August 13, 2018 feature
Using multi-task learning for low-latency speech translation
Researchers from the Karlsruhe Institute of Technology (KIT), in Germany, have recently applied multi-task machine learning to low-latency neural speech translation. Their study, which was pre-published on ArXiv, addresses some of the limitations of existing neural machine translation (NMT) techniques.
Advances in the field of deep learning have led to significant improvements in human speech and text translation. NMT, a widely used approach to machine translation, trains a large neural network to read a sentence and provide an accurate translation, generally by modeling entire sentences into an integrated model.
When compared to traditional approaches, such as rule-based or statistical machine translation, NMT typically achieves more fluent translations, both for speech and written text. While it can effectively capture more complex dependencies between source and target languages, to consistently perform well, this approach requires substantial amounts of training data.
"When applying partial sentence translation to neural machine translation systems, we encounter the problem that the MT system has only been trained on complete sentences, and thus the decoder is biased to generate complete target sentences," the researchers wrote in their paper. "When receiving inputs which are partial sentences, the translation outputs are not guaranteed to exactly match with the input content. We observe that the translation is often 'fantasized' by the model to be a full sentence, as would have occurred in the training data."
In other instances, the decoder can fall in an over-generation state, repeating the last word that was fed to it several times in its translation. To address these issues, the KIT researchers focused on speech translation in cases in which an NMT needs to provide an initial translation in real time, before a speaker has finished his/her sentence.
"In this work, we aim to remedy the problem of partial sentence translation in NMT," the researchers wrote. "Ideally, we want a model that is able to generate appropriate translations for incomplete sentences, without any compromise during other translation use cases."
As datasets with partial sentences are not readily available, the researchers created artificial data that could be used in the training process. They trained the network using multi-task learning, a deep learning strategy that has been often used in natural language processing (NLP) to train a single model for different tasks, reducing expenses and enhancing its performance.

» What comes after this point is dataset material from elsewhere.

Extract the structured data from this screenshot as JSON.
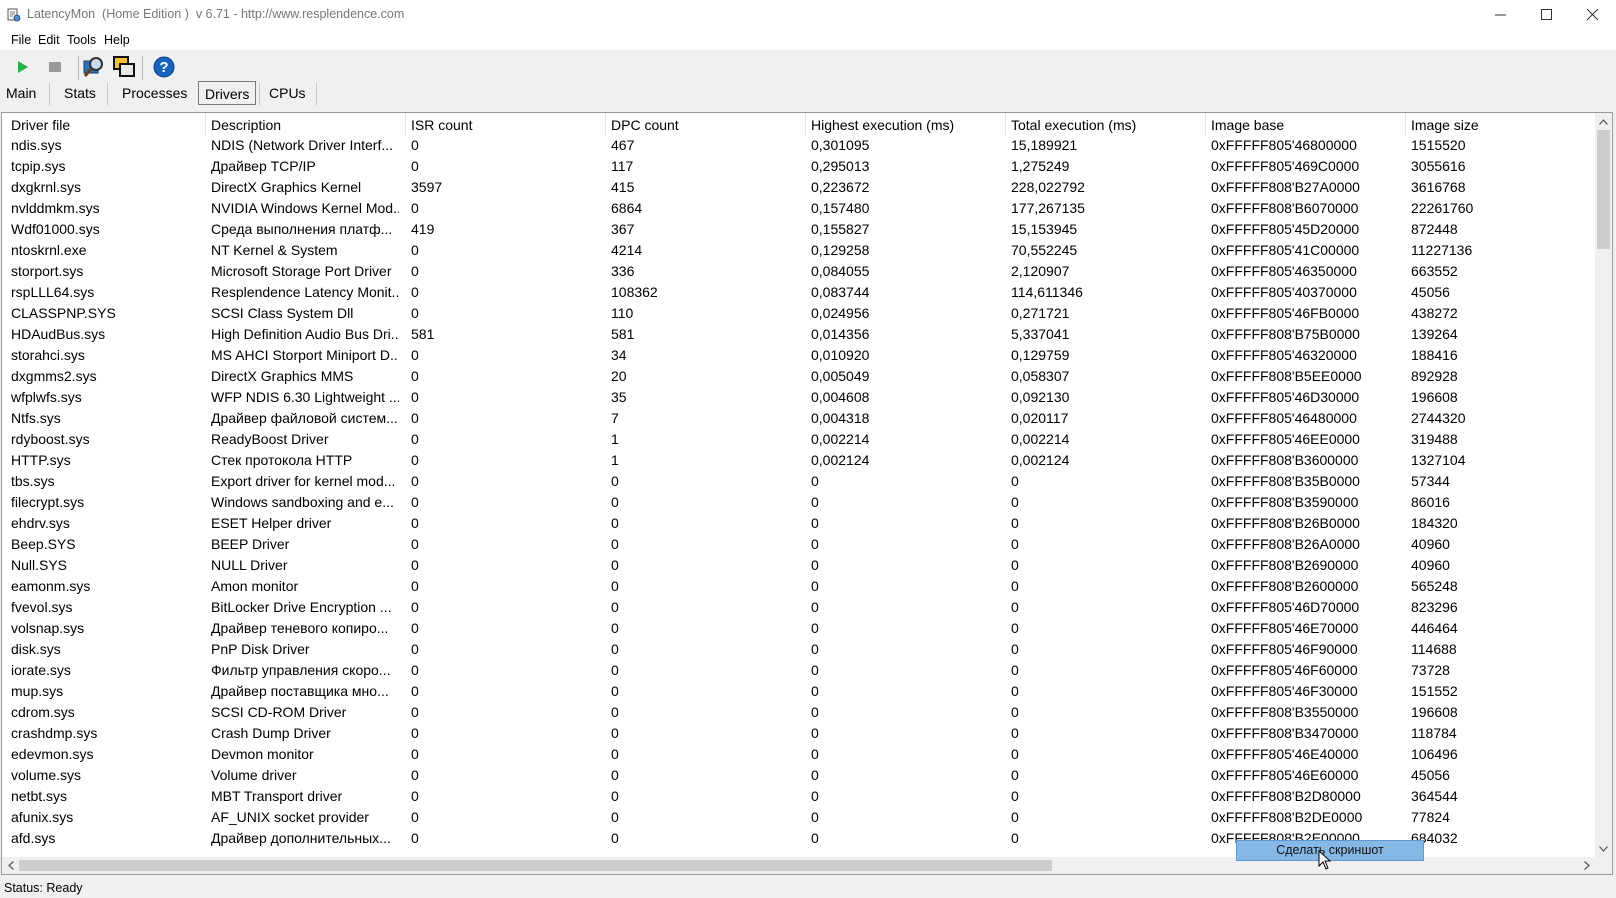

Their study achieved promising results, suggesting that NMT systems could be adapted to perform well even in cases where task-specific data is not available, without losing performance on the original task they were trained for. "We first showed that simple techniques to generate artificial data are effective to get more fluent output with less correction," the researchers concluded in their paper. "We also illustrated that multi-task learning can help adapt the model to the new inference condition, without losing the original capability to translate full sentences."
Their adaptation of NMT achieved high-quality translations at low latency, minimizing the number of corrected words by 45 percent. In the future, their study could have meaningful practical implications, helping to develop better tools for real-time speech translation.
Through the development of neural machine translation, the quality of machine translation systems has been improved significantly. By exploiting advancements in deep learning, systems are now able to better approximate the complex mapping from source sentences to target sentences. But with this ability, new challenges also arise. An example is the translation of partial sentences in low-latency speech translation. Since the model has only seen complete sentences in training, it will always try to generate a complete sentence, though the input may only be a partial sentence. We show that NMT systems can be adapted to scenarios where no task-specific training data is available. Furthermore, this is possible without losing performance on the original training data. We achieve this by creating artificial data and by using multi-task learning. After adaptation, we are able to reduce the number of corrections displayed during incremental output construction by 45%, without a decrease in translation quality.